As a level I adult and pediatric trauma center, UC Davis Medical Center cares for more than 100 violently injured youth each year. For the past two years, the UC Davis Health Wraparound program has been offering the Oak Park community ongoing support for these violently injured young people as they return home and recover from their trauma. Last year, the program expanded support to include patients from six other neighborhoods in Sacramento County that have high rates of community violence.
“There have been a few misconceptions about our program. One misconception is that Wraparound is a ‘gang’ program or a program for violent patients. Gang affiliation is not a requirement or exclusion criteria for our program. We also believe it has no bearing on the quality of care anyone should receive at UC Davis Health,” said Christy Adams, the trauma prevention coordinator who oversees the program. “We are also not mediators between hospital staff and patients with violent behaviors.
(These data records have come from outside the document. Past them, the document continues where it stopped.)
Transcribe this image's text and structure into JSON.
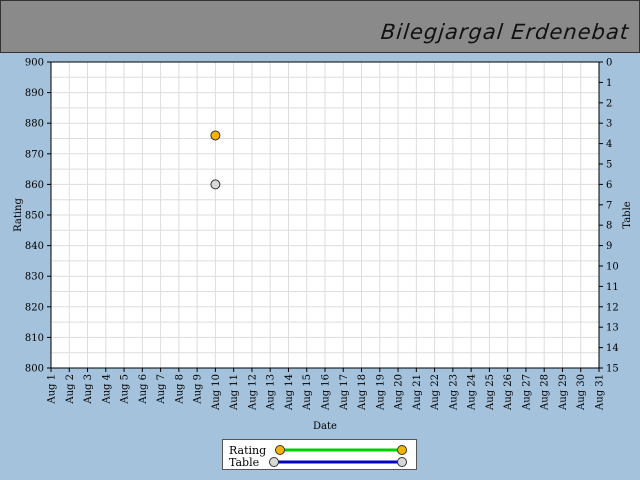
{
  "header": {
    "name": "Bilegjargal Erdenebat"
  },
  "colors": {
    "rating_point": "#f5b400",
    "table_point": "#d8d8d8",
    "rating_line": "#00d000",
    "table_line": "#0000c8",
    "grid": "#dddddd"
  },
  "chart_data": {
    "type": "scatter",
    "xlabel": "Date",
    "ylabel": "Rating",
    "y2label": "Table",
    "categories": [
      "Aug 1",
      "Aug 2",
      "Aug 3",
      "Aug 4",
      "Aug 5",
      "Aug 6",
      "Aug 7",
      "Aug 8",
      "Aug 9",
      "Aug 10",
      "Aug 11",
      "Aug 12",
      "Aug 13",
      "Aug 14",
      "Aug 15",
      "Aug 16",
      "Aug 17",
      "Aug 18",
      "Aug 19",
      "Aug 20",
      "Aug 21",
      "Aug 22",
      "Aug 23",
      "Aug 24",
      "Aug 25",
      "Aug 26",
      "Aug 27",
      "Aug 28",
      "Aug 29",
      "Aug 30",
      "Aug 31"
    ],
    "ylim": [
      800,
      900
    ],
    "yticks": [
      800,
      810,
      820,
      830,
      840,
      850,
      860,
      870,
      880,
      890,
      900
    ],
    "y2lim": [
      0,
      15
    ],
    "y2ticks": [
      0,
      1,
      2,
      3,
      4,
      5,
      6,
      7,
      8,
      9,
      10,
      11,
      12,
      13,
      14,
      15
    ],
    "y2_inverted": true,
    "grid": true,
    "legend_position": "bottom-center",
    "series": [
      {
        "name": "Rating",
        "axis": "left",
        "points": [
          {
            "x": "Aug 10",
            "y": 876
          }
        ]
      },
      {
        "name": "Table",
        "axis": "right",
        "points": [
          {
            "x": "Aug 10",
            "y": 6
          }
        ]
      }
    ]
  }
}
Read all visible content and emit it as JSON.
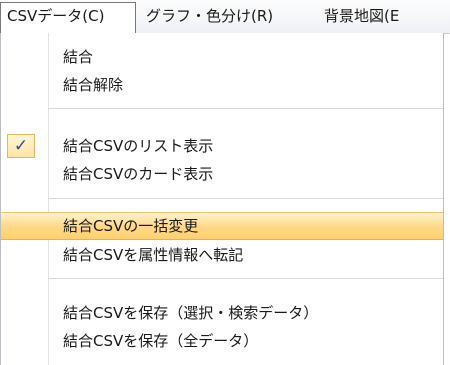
{
  "menubar": {
    "items": [
      {
        "label": "CSVデータ(C)"
      },
      {
        "label": "グラフ・色分け(R)"
      },
      {
        "label": "背景地図(E"
      }
    ]
  },
  "dropdown": {
    "items": [
      {
        "label": "結合"
      },
      {
        "label": "結合解除"
      },
      {
        "label": "結合CSVのリスト表示",
        "checked": "✓"
      },
      {
        "label": "結合CSVのカード表示"
      },
      {
        "label": "結合CSVの一括変更"
      },
      {
        "label": "結合CSVを属性情報へ転記"
      },
      {
        "label": "結合CSVを保存（選択・検索データ）"
      },
      {
        "label": "結合CSVを保存（全データ）"
      }
    ]
  }
}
Our goal is to find victims who are looking for positive change and bring them comprehensive community-based case management.”
Chevist Johnson and Esmeralda Huerta are the UC Davis violence intervention specialists who support patients ages 13-26 who are enrolled in the program for up to one year. They connect victims of violence with resources for housing, food, jobs, counseling services, victims’ compensation and more. It is a free service.
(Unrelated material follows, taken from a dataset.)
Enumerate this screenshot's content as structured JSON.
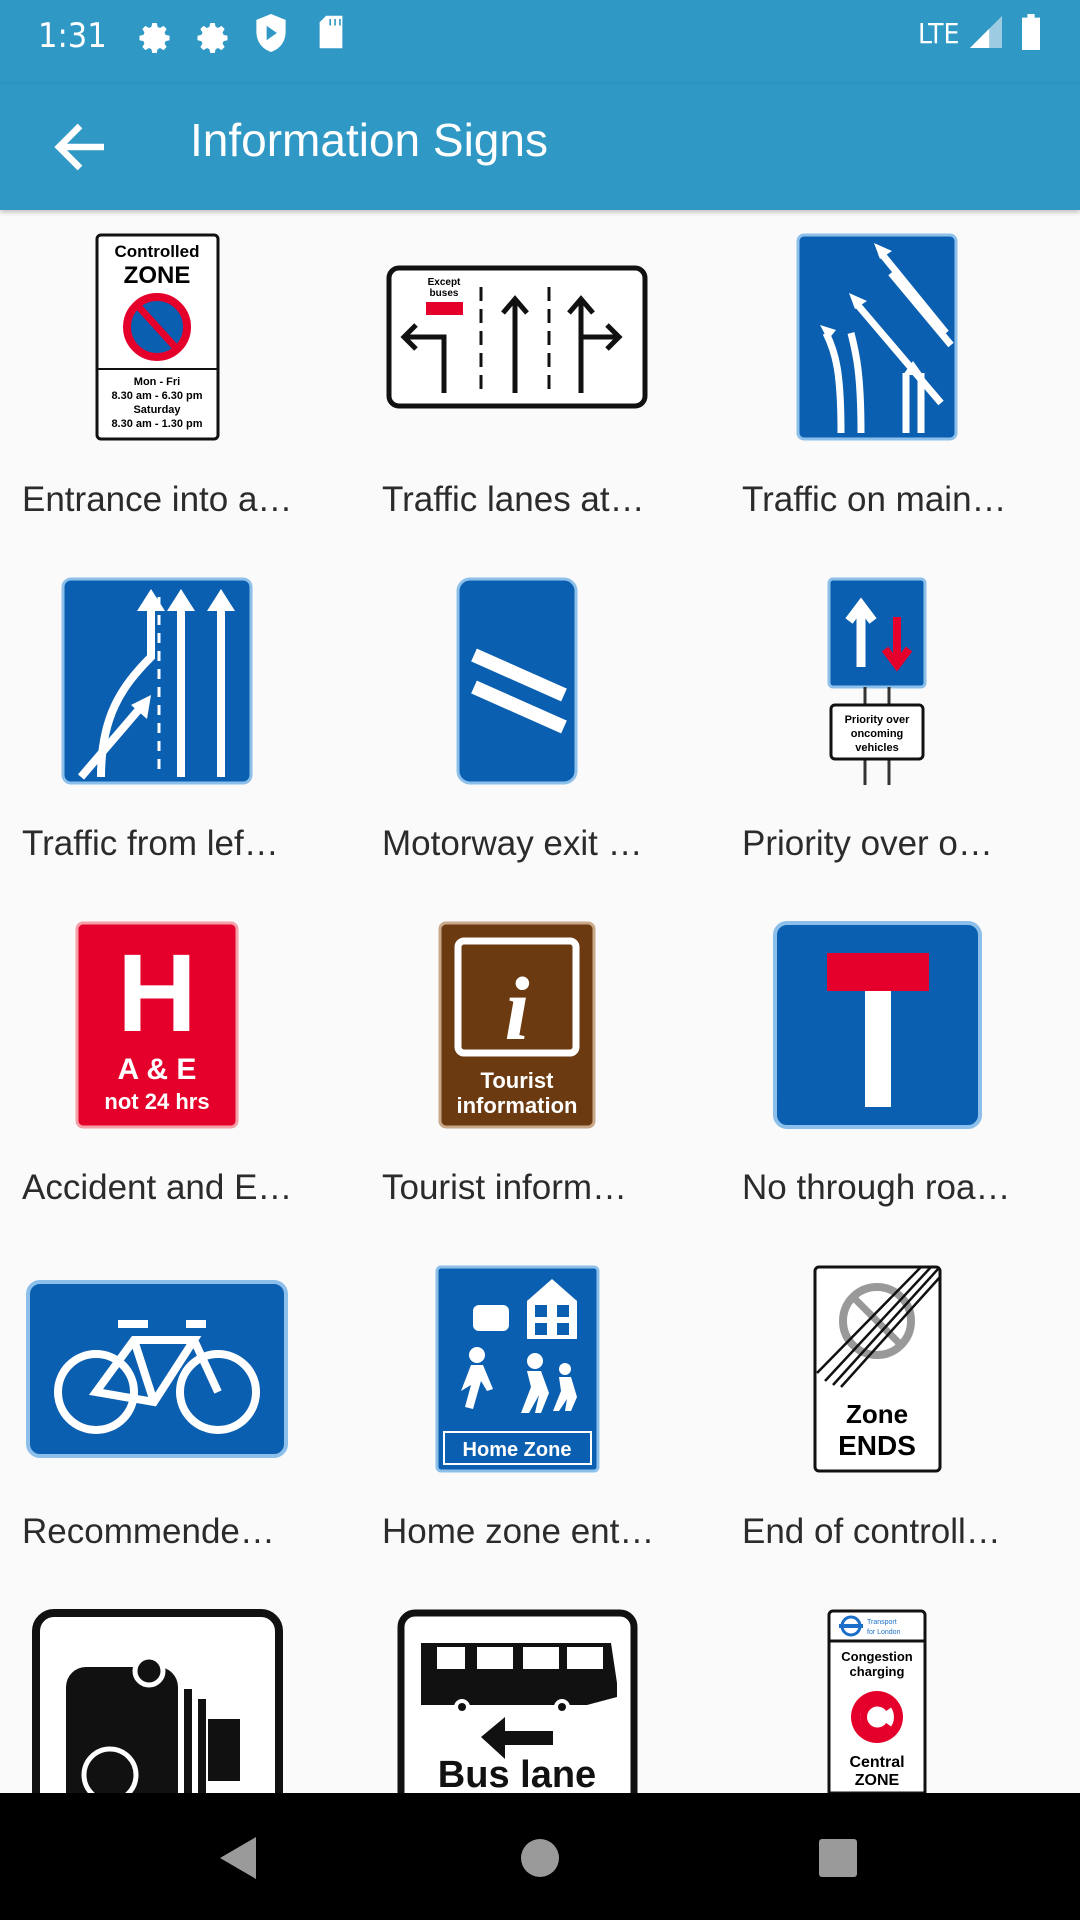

The program has helped more than three dozen victims get back on their feet after interpersonal violent incidents, ranging from drive-by shootings to firearm assaults. The program doesn’t support child abuse, domestic abuse or sexual abuse cases and refers these patients to appropriate resources.
“Since beginning the program in 2018, our team has been educating staff on recognizing implicit bias toward patients injured by violence, particularly boys and young men of color. While we are not yet able to establish a causal relationship, we have data showing adolescent patients injured by gun violence are more likely to be admitted to an adult intensive care unit (ICU) than patients of the same age who were injured in a car crash. We are just beginning to explore the clinical, psychological and longer-term recovery implications this ‘adultification’ may have for these youth.”
The program is funded by a $450,000 Kohl’s Cares grant.